Per festeggiare i suoi primi 40 anni il Bergamo Jazz Festival, dal 18 al 25 marzo, offre una parata di «all stars»: Uri Caine, Chano Dominguez, Linda May, Han Oh, Maceo Parker, Jeremy Pelt, Gonzalo Rubalcaba, Claudio Fasoli, Rita Marcotulli, Paolo Fresu, Enrico Rava. Ma è soprattutto la direzione della rassegna, affidata al trombettista americano Dave Douglas, il dato saliente di quest’edizione, a cominciare dal rapporto tra il musicista e l’evento; per lui la simbiosi tra la propria visione del jazz e quella di pensare a un festival in fondo si assomigliano: «L’atto di fare musica – spiega Douglas – è soprattutto l’idea di prendere elementi disparati e fonderli in un tutto, si spera un ‘tutto perfetto’. In un certo senso questo è un processo molto simile a quanto cerco di fare con il Bergamo Jazz Festival».

E anche sulle scelte che poi caratterizzano l’identità di questa iniziativa Dave non ha dubbi quando parla di «creatività nella diversità» poiché crede proprio «in tutti i modi in cui il jazz e la musica improvvisata vanno avanti. Bergamo 2018 non può ovviamente rappresentare tutte queste cose in una volta sola, ma possiamo certamente celebrare il fatto che così tanti esseri umani di diversa estrazione e differente esperienza siano coinvolti profondamente in questa musica.». In effetti un tratto essenziale e distintivo di questa edizione è guardare soprattutto al presente delle sonorità moderne e postmoderne: «La musica jazz e quella improvvisata – continua il trombettista – sono nelle mani di tutti i musicisti che le suonano, le vivono e le sognano».

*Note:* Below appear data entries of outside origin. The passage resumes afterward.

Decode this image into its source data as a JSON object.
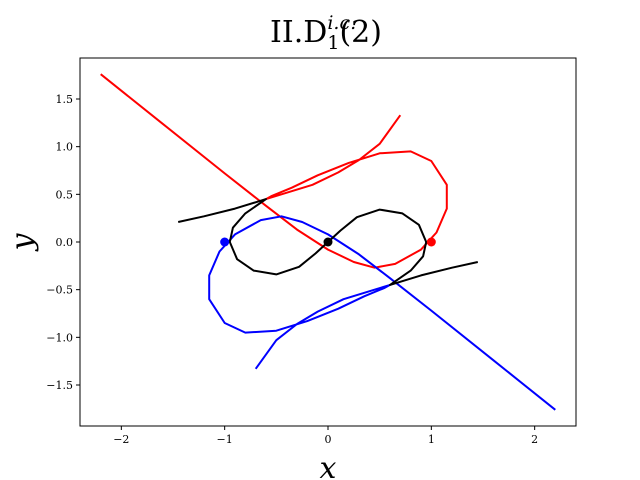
{
  "chart_data": {
    "type": "line",
    "title": {
      "prefix": "II.D",
      "subscript": "1",
      "superscript": "i.c.",
      "suffix": "(2)"
    },
    "xlabel": "x",
    "ylabel": "y",
    "xlim": [
      -2.4,
      2.4
    ],
    "ylim": [
      -1.93,
      1.93
    ],
    "xticks": [
      -2,
      -1,
      0,
      1,
      2
    ],
    "xtick_labels": [
      "−2",
      "−1",
      "0",
      "1",
      "2"
    ],
    "yticks": [
      -1.5,
      -1.0,
      -0.5,
      0.0,
      0.5,
      1.0,
      1.5
    ],
    "ytick_labels": [
      "−1.5",
      "−1.0",
      "−0.5",
      "0.0",
      "0.5",
      "1.0",
      "1.5"
    ],
    "grid": false,
    "series": [
      {
        "color": "#ff0000",
        "points": [
          [
            -2.2,
            1.76
          ],
          [
            -1.6,
            1.24
          ],
          [
            -1.0,
            0.72
          ],
          [
            -0.6,
            0.38
          ],
          [
            -0.3,
            0.13
          ],
          [
            0.0,
            -0.08
          ],
          [
            0.25,
            -0.21
          ],
          [
            0.45,
            -0.27
          ],
          [
            0.65,
            -0.23
          ],
          [
            0.9,
            -0.08
          ],
          [
            1.05,
            0.1
          ],
          [
            1.15,
            0.35
          ],
          [
            1.15,
            0.6
          ],
          [
            1.0,
            0.85
          ],
          [
            0.8,
            0.95
          ],
          [
            0.5,
            0.93
          ],
          [
            0.2,
            0.83
          ],
          [
            -0.1,
            0.7
          ],
          [
            -0.35,
            0.57
          ],
          [
            -0.55,
            0.48
          ],
          [
            -0.6,
            0.45
          ],
          [
            -0.45,
            0.5
          ],
          [
            -0.15,
            0.6
          ],
          [
            0.1,
            0.73
          ],
          [
            0.3,
            0.86
          ],
          [
            0.5,
            1.03
          ],
          [
            0.7,
            1.33
          ]
        ]
      },
      {
        "color": "#0000ff",
        "points": [
          [
            2.2,
            -1.76
          ],
          [
            1.6,
            -1.24
          ],
          [
            1.0,
            -0.72
          ],
          [
            0.6,
            -0.38
          ],
          [
            0.3,
            -0.13
          ],
          [
            0.0,
            0.08
          ],
          [
            -0.25,
            0.21
          ],
          [
            -0.45,
            0.27
          ],
          [
            -0.65,
            0.23
          ],
          [
            -0.9,
            0.08
          ],
          [
            -1.05,
            -0.1
          ],
          [
            -1.15,
            -0.35
          ],
          [
            -1.15,
            -0.6
          ],
          [
            -1.0,
            -0.85
          ],
          [
            -0.8,
            -0.95
          ],
          [
            -0.5,
            -0.93
          ],
          [
            -0.2,
            -0.83
          ],
          [
            0.1,
            -0.7
          ],
          [
            0.35,
            -0.57
          ],
          [
            0.55,
            -0.48
          ],
          [
            0.6,
            -0.45
          ],
          [
            0.45,
            -0.5
          ],
          [
            0.15,
            -0.6
          ],
          [
            -0.1,
            -0.73
          ],
          [
            -0.3,
            -0.86
          ],
          [
            -0.5,
            -1.03
          ],
          [
            -0.7,
            -1.33
          ]
        ]
      },
      {
        "color": "#000000",
        "points": [
          [
            -1.45,
            0.21
          ],
          [
            -1.2,
            0.27
          ],
          [
            -0.9,
            0.35
          ],
          [
            -0.6,
            0.45
          ],
          [
            -0.8,
            0.3
          ],
          [
            -0.92,
            0.15
          ],
          [
            -0.95,
            0.0
          ],
          [
            -0.88,
            -0.18
          ],
          [
            -0.72,
            -0.3
          ],
          [
            -0.5,
            -0.34
          ],
          [
            -0.28,
            -0.26
          ],
          [
            -0.12,
            -0.12
          ],
          [
            0.0,
            0.0
          ],
          [
            0.12,
            0.12
          ],
          [
            0.28,
            0.26
          ],
          [
            0.5,
            0.34
          ],
          [
            0.72,
            0.3
          ],
          [
            0.88,
            0.18
          ],
          [
            0.95,
            0.0
          ],
          [
            0.92,
            -0.15
          ],
          [
            0.8,
            -0.3
          ],
          [
            0.6,
            -0.45
          ],
          [
            0.9,
            -0.35
          ],
          [
            1.2,
            -0.27
          ],
          [
            1.45,
            -0.21
          ]
        ]
      }
    ],
    "markers": [
      {
        "x": 1.0,
        "y": 0.0,
        "color": "#ff0000"
      },
      {
        "x": -1.0,
        "y": 0.0,
        "color": "#0000ff"
      },
      {
        "x": 0.0,
        "y": 0.0,
        "color": "#000000"
      }
    ]
  }
}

Ecco quindi che un certo tipo di sound e i modi in cui viene presentato al pubblico, come nel quarantennale bergamasco, possono acquistare un significato politico o un valore etico: «La buona musica può servire da modello per il funzionamento della società. Dobbiamo lavorare tutti insieme, dobbiamo tentare tutti di comprenderci e rispettarci l’un l’altro. Dobbiamo sforzarci insieme per il bene più grande. E molti grandi gruppi jazz fanno tutte queste cose assieme».

D’altronde, se Douglas ci offrirà le performance di storici ma attualissimi esponenti del soul jazz, dell’afrocubanismo, delle esperienze del post-bop europeo cosmopolita, è perché la sua cultura musicale da sempre è rivolta a mettere in contatto dialetticamente passato e futuro, tradizioni e avanguardie della storia jazzistica. «I miei primi ricordi sul jazz vanno ai dischi di Billie Holiday, Coleman Hawkins, Fletcher Henderson, Jimmy Lunceford, Ella Fitzgerald e successivamente di Miles Davis, Eric Dolphy, Gil Evans, John Coltrane, Ornette Coleman, Cecil Taylor e tanti altri. Mio padre aveva in casa una discreta collezione di album jazz; e lui mi ha anche portato al mio primo concerto quando avevo circa dieci anni; era un duo di violino e batteria; penso fossero Leroy Jenkins e Ed Blackwell, anche se non sono stato in grado di confermarlo al 100%; all’epoca non avevo idea di quanto sarebbe stato formativo in termini di visione del mondo».

Del resto mentre si sta preparando a presentare Bergamo 2018 e a suonarvi in sestetto con Paolo Fresu e Enrico Rava (trombe), Uri Caine (pianoforte), Linda May Han Oh (contrabbasso), Clarence Penn (batteria), Dave sta lavorando a diversi progetti: «Con Joe Lovano abbiamo realizzato una nuova registrazione per Greenleaf Music con la band Sound Prints, assieme a Lawrence Fields, Linda May Han Oh e Joey Baron, tra musiche originali e riarrangiamenti di Wayne Shorter. E ho pure un nuovo progetto in omaggio a Dizzy Gillespie intitolato Dizzy Atmosphere, con Ambrose Akinmusire, Bill Frisell, Gerald Clayton, e la Oh e Baron. Continuo a scrivere per la big band e il grande ensemble e lavorare con loro, oltre apprezzare veramente ’’incontro e la condivisione di esperienze con giovani musicisti di tutto il mondo».